Ted Dunning wrote:
On Mon, Nov 15, 2010 at 1:54 AM, Lance Norskog<[email protected]> wrote:
I have some questions about KMeans and clustering. I'm generating matrices
from recommendation data models.
what does "generating matrices" mean?
The matrix output is a pair of matrices. Each is a separate set of vectors, one
for each item and one for each user.
For this project I create a set of canopies with the CanopyClusterer
from the item matrix. Then, I run KMeans using the Canopy cluster set.
This approach is suggested in Mahout In Action, Section 9.1.5.

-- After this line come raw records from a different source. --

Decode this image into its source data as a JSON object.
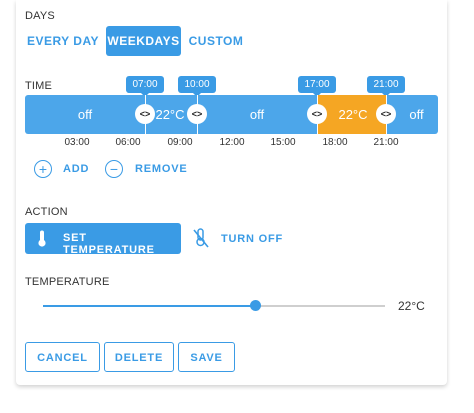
{
  "days": {
    "label": "DAYS",
    "options": [
      "EVERY DAY",
      "WEEKDAYS",
      "CUSTOM"
    ],
    "selected": "WEEKDAYS"
  },
  "time": {
    "label": "TIME",
    "segments": [
      {
        "label": "off"
      },
      {
        "label": "22°C"
      },
      {
        "label": "off"
      },
      {
        "label": "22°C"
      },
      {
        "label": "off"
      }
    ],
    "bubbles": [
      "07:00",
      "10:00",
      "17:00",
      "21:00"
    ],
    "ticks": [
      "03:00",
      "06:00",
      "09:00",
      "12:00",
      "15:00",
      "18:00",
      "21:00"
    ],
    "handle_glyph": "<>"
  },
  "actions_row": {
    "add_label": "ADD",
    "remove_label": "REMOVE"
  },
  "action": {
    "label": "ACTION",
    "set_temperature_label": "SET TEMPERATURE",
    "turn_off_label": "TURN OFF"
  },
  "temperature": {
    "label": "TEMPERATURE",
    "value": "22°C",
    "level": 0.62
  },
  "footer": {
    "cancel_label": "CANCEL",
    "delete_label": "DELETE",
    "save_label": "SAVE"
  },
  "colors": {
    "accent": "#3a9be5",
    "timeline": "#4ca6ea",
    "highlight": "#f5a623"
  }
}
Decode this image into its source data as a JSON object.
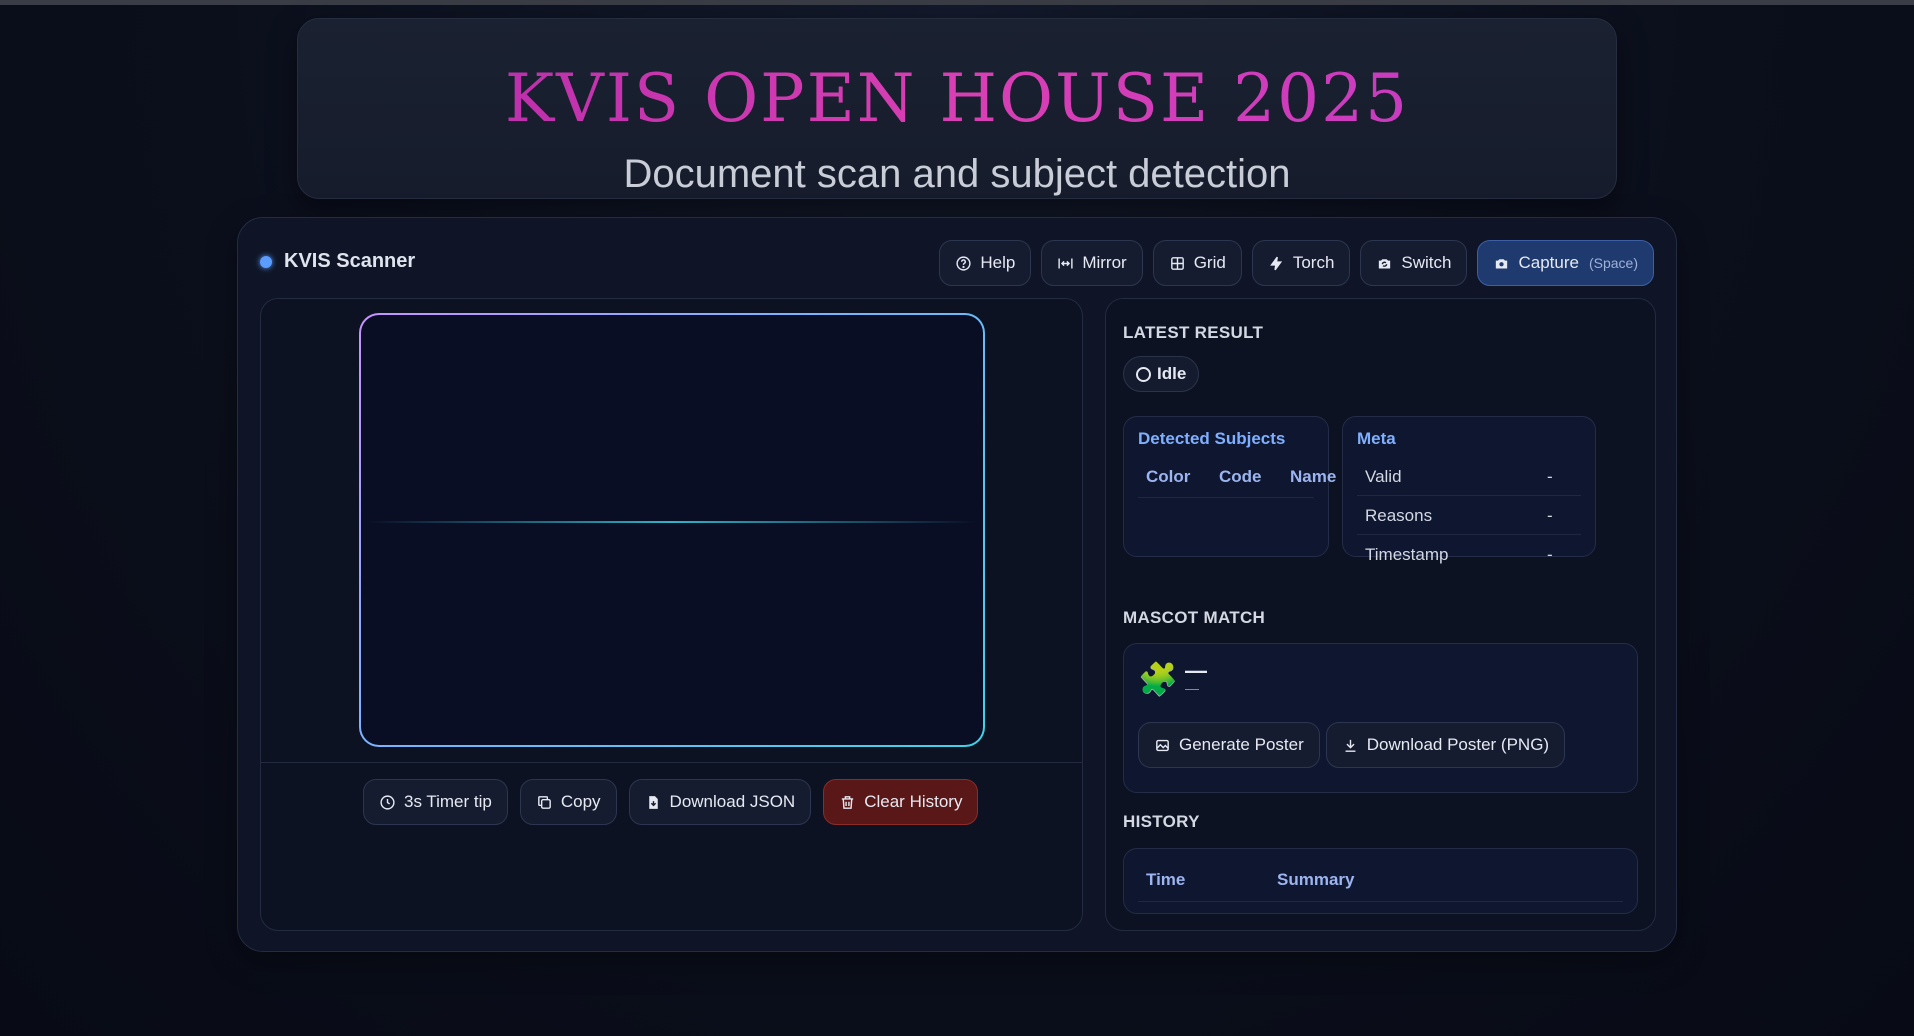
{
  "hero": {
    "title": "KVIS OPEN HOUSE 2025",
    "subtitle": "Document scan and subject detection"
  },
  "app": {
    "name": "KVIS Scanner",
    "status_dot_color": "#5b9cff"
  },
  "toolbar": {
    "help": "Help",
    "mirror": "Mirror",
    "grid": "Grid",
    "torch": "Torch",
    "switch": "Switch",
    "capture": "Capture",
    "capture_hint": "(Space)"
  },
  "scanner_actions": {
    "timer": "3s Timer tip",
    "copy": "Copy",
    "download_json": "Download JSON",
    "clear_history": "Clear History"
  },
  "latest_result": {
    "title": "LATEST RESULT",
    "status": "Idle",
    "subjects": {
      "title": "Detected Subjects",
      "columns": [
        "Color",
        "Code",
        "Name"
      ],
      "rows": []
    },
    "meta": {
      "title": "Meta",
      "rows": [
        {
          "key": "Valid",
          "value": "-"
        },
        {
          "key": "Reasons",
          "value": "-"
        },
        {
          "key": "Timestamp",
          "value": "-"
        }
      ]
    }
  },
  "mascot": {
    "title": "MASCOT MATCH",
    "icon": "puzzle-icon",
    "name": "—",
    "subtitle": "—",
    "generate": "Generate Poster",
    "download": "Download Poster (PNG)"
  },
  "history": {
    "title": "HISTORY",
    "columns": [
      "Time",
      "Summary"
    ],
    "rows": []
  },
  "colors": {
    "accent": "#5b9cff",
    "title_gradient_start": "#b12aa8",
    "title_gradient_end": "#c23ac4",
    "danger": "#5a1717",
    "primary": "#1f3a6e"
  }
}
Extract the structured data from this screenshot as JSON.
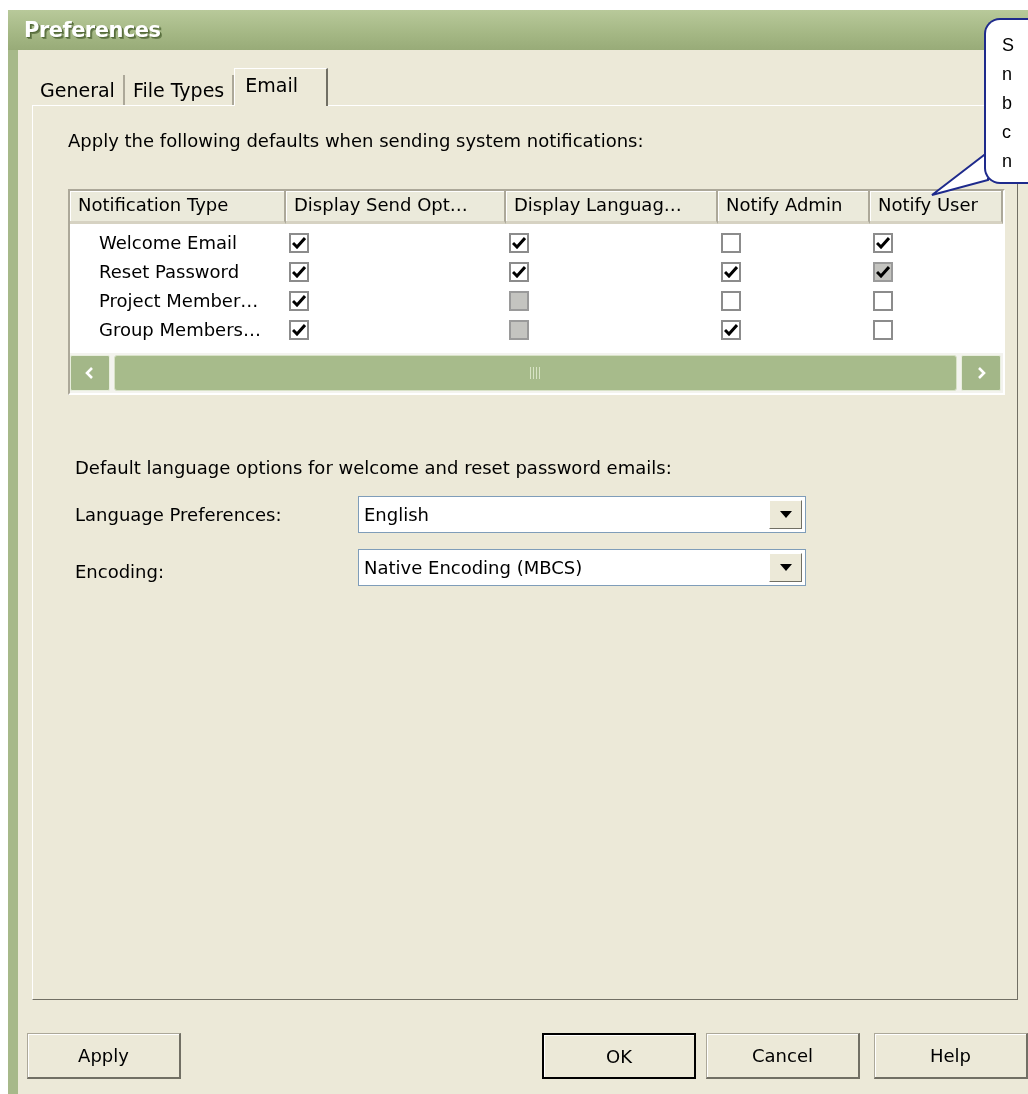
{
  "window": {
    "title": "Preferences"
  },
  "tabs": [
    {
      "label": "General",
      "selected": false
    },
    {
      "label": "File Types",
      "selected": false
    },
    {
      "label": "Email",
      "selected": true
    }
  ],
  "intro": "Apply the following defaults when sending system notifications:",
  "table": {
    "columns": [
      "Notification Type",
      "Display Send Opt…",
      "Display Languag…",
      "Notify Admin",
      "Notify User"
    ],
    "rows": [
      {
        "name": "Welcome Email",
        "cells": [
          {
            "checked": true,
            "disabled": false
          },
          {
            "checked": true,
            "disabled": false
          },
          {
            "checked": false,
            "disabled": false
          },
          {
            "checked": true,
            "disabled": false
          }
        ]
      },
      {
        "name": "Reset Password",
        "cells": [
          {
            "checked": true,
            "disabled": false
          },
          {
            "checked": true,
            "disabled": false
          },
          {
            "checked": true,
            "disabled": false
          },
          {
            "checked": true,
            "disabled": true
          }
        ]
      },
      {
        "name": "Project Member…",
        "cells": [
          {
            "checked": true,
            "disabled": false
          },
          {
            "checked": false,
            "disabled": true
          },
          {
            "checked": false,
            "disabled": false
          },
          {
            "checked": false,
            "disabled": false
          }
        ]
      },
      {
        "name": "Group Members…",
        "cells": [
          {
            "checked": true,
            "disabled": false
          },
          {
            "checked": false,
            "disabled": true
          },
          {
            "checked": true,
            "disabled": false
          },
          {
            "checked": false,
            "disabled": false
          }
        ]
      }
    ]
  },
  "language_section": {
    "heading": "Default language options for welcome and reset password emails:",
    "fields": [
      {
        "label": "Language Preferences:",
        "value": "English"
      },
      {
        "label": "Encoding:",
        "value": "Native Encoding (MBCS)"
      }
    ]
  },
  "buttons": [
    {
      "label": "Apply",
      "default": false
    },
    {
      "label": "OK",
      "default": true
    },
    {
      "label": "Cancel",
      "default": false
    },
    {
      "label": "Help",
      "default": false
    }
  ],
  "callout": {
    "lines": [
      "S",
      "n",
      "b",
      "c",
      "n"
    ]
  }
}
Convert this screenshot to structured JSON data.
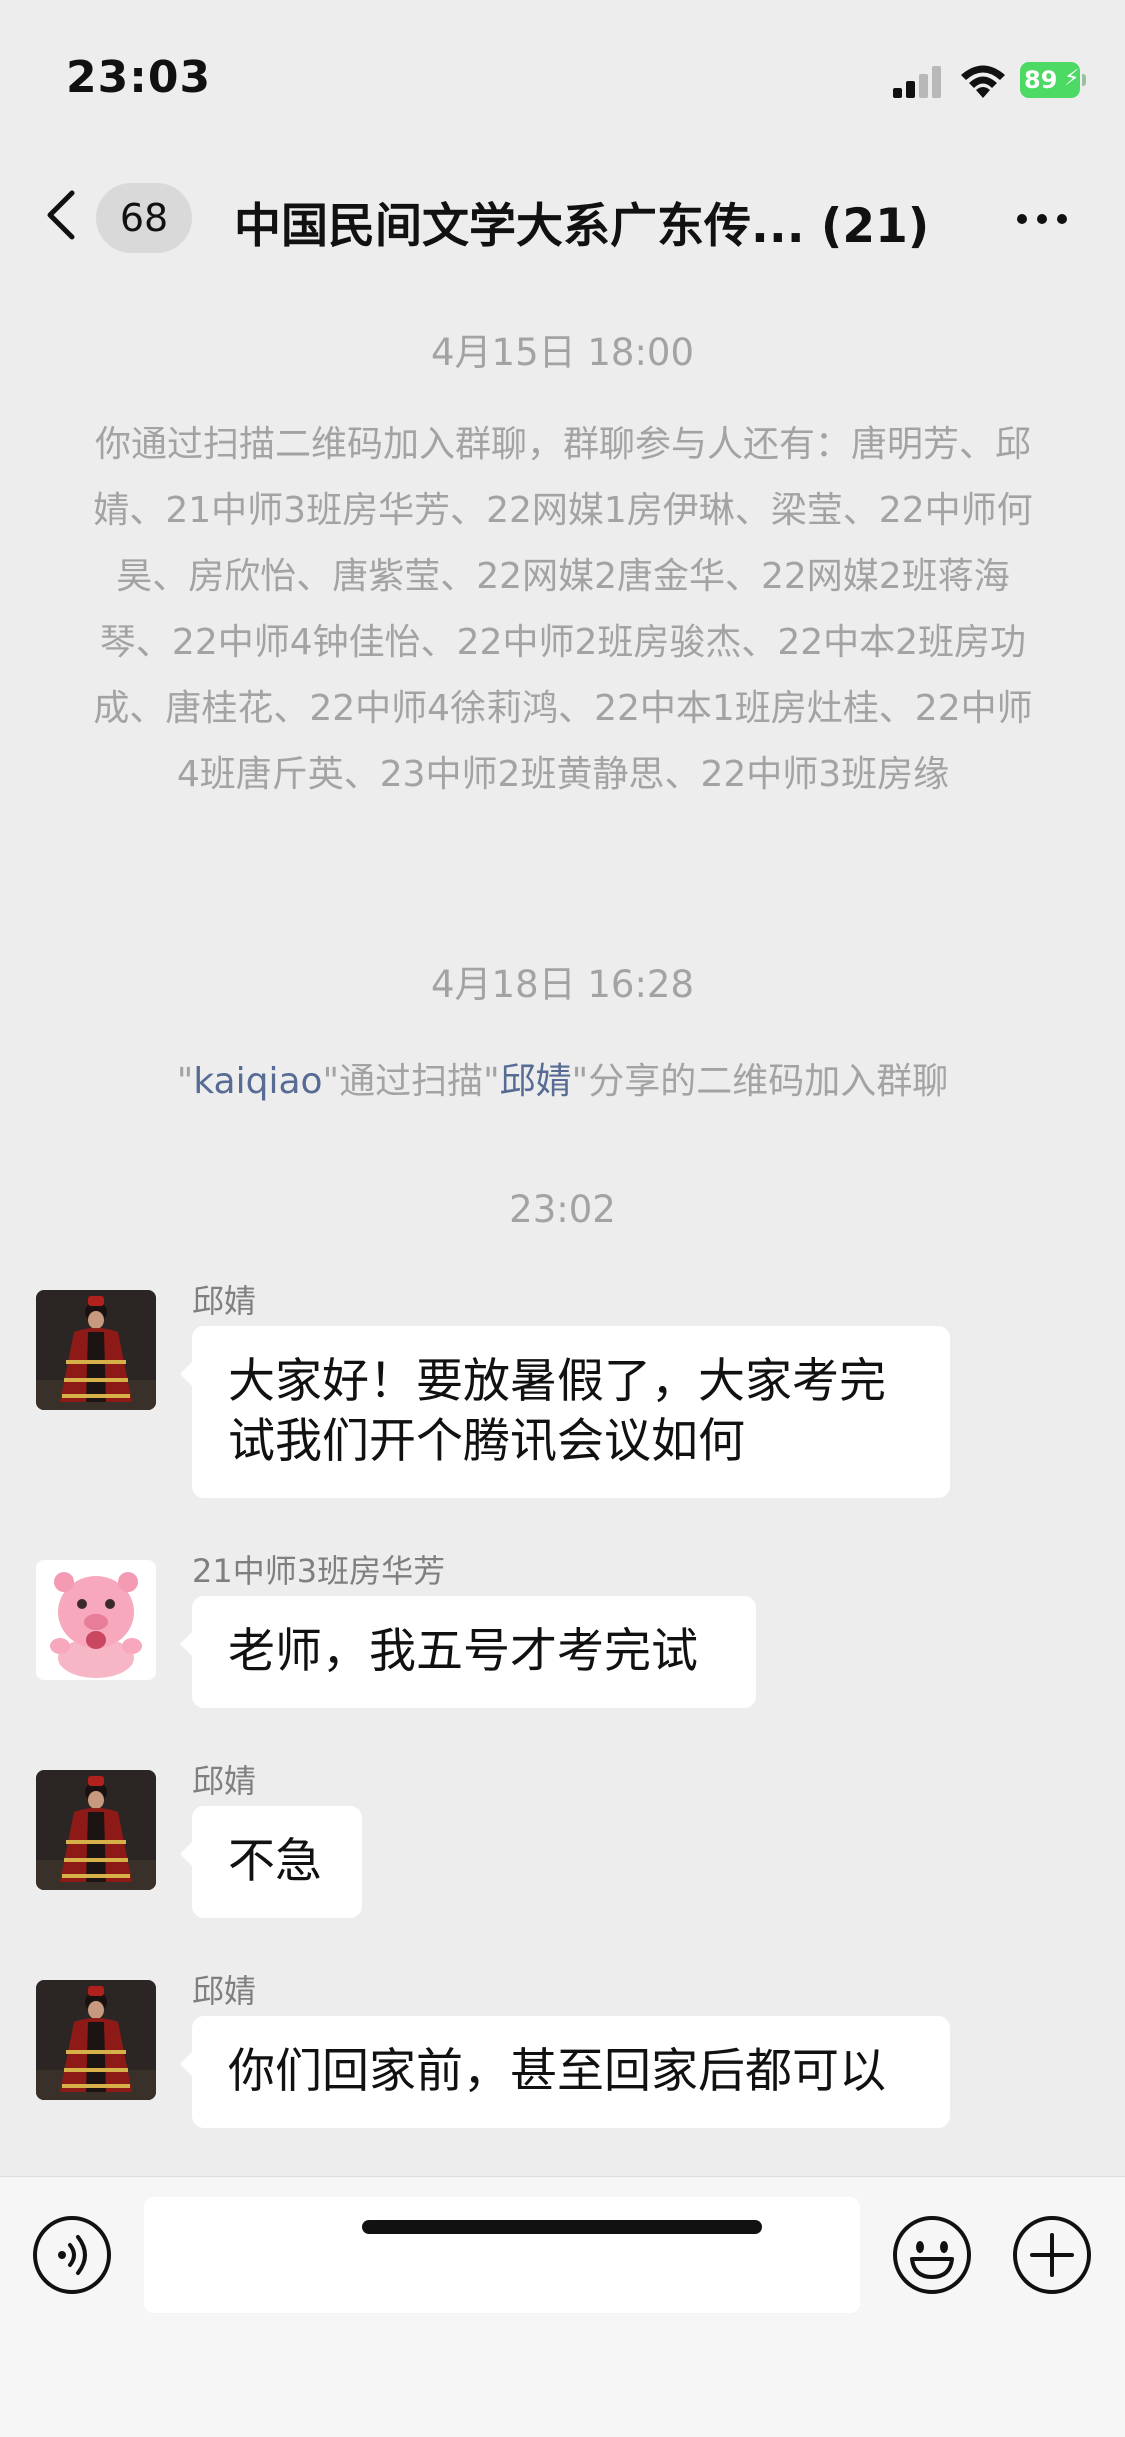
{
  "status_bar": {
    "time": "23:03",
    "battery": "89"
  },
  "nav": {
    "unread_count": "68",
    "title": "中国民间文学大系广东传... (21)"
  },
  "system": {
    "time_1": "4月15日 18:00",
    "join_notice": "你通过扫描二维码加入群聊，群聊参与人还有：唐明芳、邱婧、21中师3班房华芳、22网媒1房伊琳、梁莹、22中师何昊、房欣怡、唐紫莹、22网媒2唐金华、22网媒2班蒋海琴、22中师4钟佳怡、22中师2班房骏杰、22中本2班房功成、唐桂花、22中师4徐莉鸿、22中本1班房灶桂、22中师4班唐斤英、23中师2班黄静思、22中师3班房缘",
    "time_2": "4月18日 16:28",
    "scan_notice": {
      "quote_open": "\"",
      "user": "kaiqiao",
      "middle": "\"通过扫描\"",
      "sharer": "邱婧",
      "tail": "\"分享的二维码加入群聊"
    },
    "time_3": "23:02"
  },
  "messages": [
    {
      "sender": "邱婧",
      "text": "大家好！要放暑假了，大家考完试我们开个腾讯会议如何"
    },
    {
      "sender": "21中师3班房华芳",
      "text": "老师，我五号才考完试"
    },
    {
      "sender": "邱婧",
      "text": "不急"
    },
    {
      "sender": "邱婧",
      "text": "你们回家前，甚至回家后都可以"
    }
  ],
  "input": {
    "value": ""
  },
  "colors": {
    "background": "#ededed",
    "bubble": "#ffffff",
    "link": "#576b95",
    "battery": "#4cd964"
  }
}
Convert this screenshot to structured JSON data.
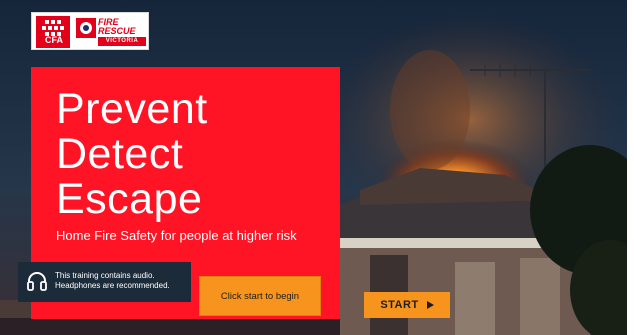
{
  "logos": {
    "cfa": {
      "label": "CFA",
      "icon": "cfa-logo-icon"
    },
    "frv": {
      "line1": "FIRE",
      "line2": "RESCUE",
      "sub": "VICTORIA",
      "icon": "frv-logo-icon"
    }
  },
  "hero": {
    "title_lines": [
      "Prevent",
      "Detect",
      "Escape"
    ],
    "subtitle": "Home Fire Safety for people at higher risk",
    "color": "#ff1426"
  },
  "audio_notice": {
    "icon": "headphones-icon",
    "line1": "This training contains audio.",
    "line2": "Headphones are recommended."
  },
  "begin_prompt": "Click start to begin",
  "start_button": {
    "label": "START",
    "icon": "play-icon",
    "color": "#f7941d"
  },
  "colors": {
    "accent": "#f7941d",
    "brand_red": "#e2001a",
    "navy": "#1c2b3a"
  }
}
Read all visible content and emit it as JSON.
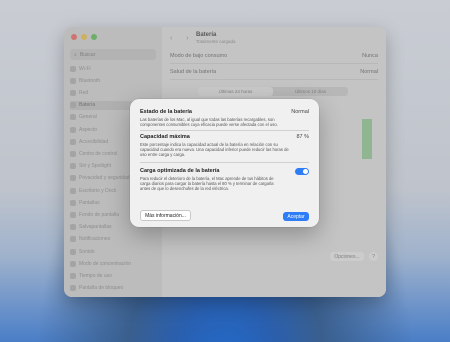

To decide whether the generated matrices have interesting data, I'm
generating and charting KMeans clusters. Next, I'm mapping all of the
vectors in the matrix to a nearest "corner" and then clustering those
corners.
This mapping sounds like assignment to a randomly generated cluster.
Why does clustering those corners give you any different results before or
after mapping vectors to the corners? Does the mapping change the corner?
Ah! I'm not using KMeans on random clusters; I'm using it on the canopy
output. I make the canopies from the training set. I then run KMeans on
the test set using the canopies from the training set. You mentioned
recently that this should come out very different. I also ran a random
"item vector" matrix using the same canopies, and they look as wrong as
the KMeans output from the test set.
Now, to the corner concept. I quantize the training set vectors. The
output is just corners, and there may be several items at the same
corner. I then ran KMeans on on the quantized vectors, again using the
canopies from training set. In other words, I just made a
lower-information version of the training set and clustered it according
to the more precise canopies. This is what made the really crazy
heart-shaped spiral.
Oh well, thanks for your time.
Lance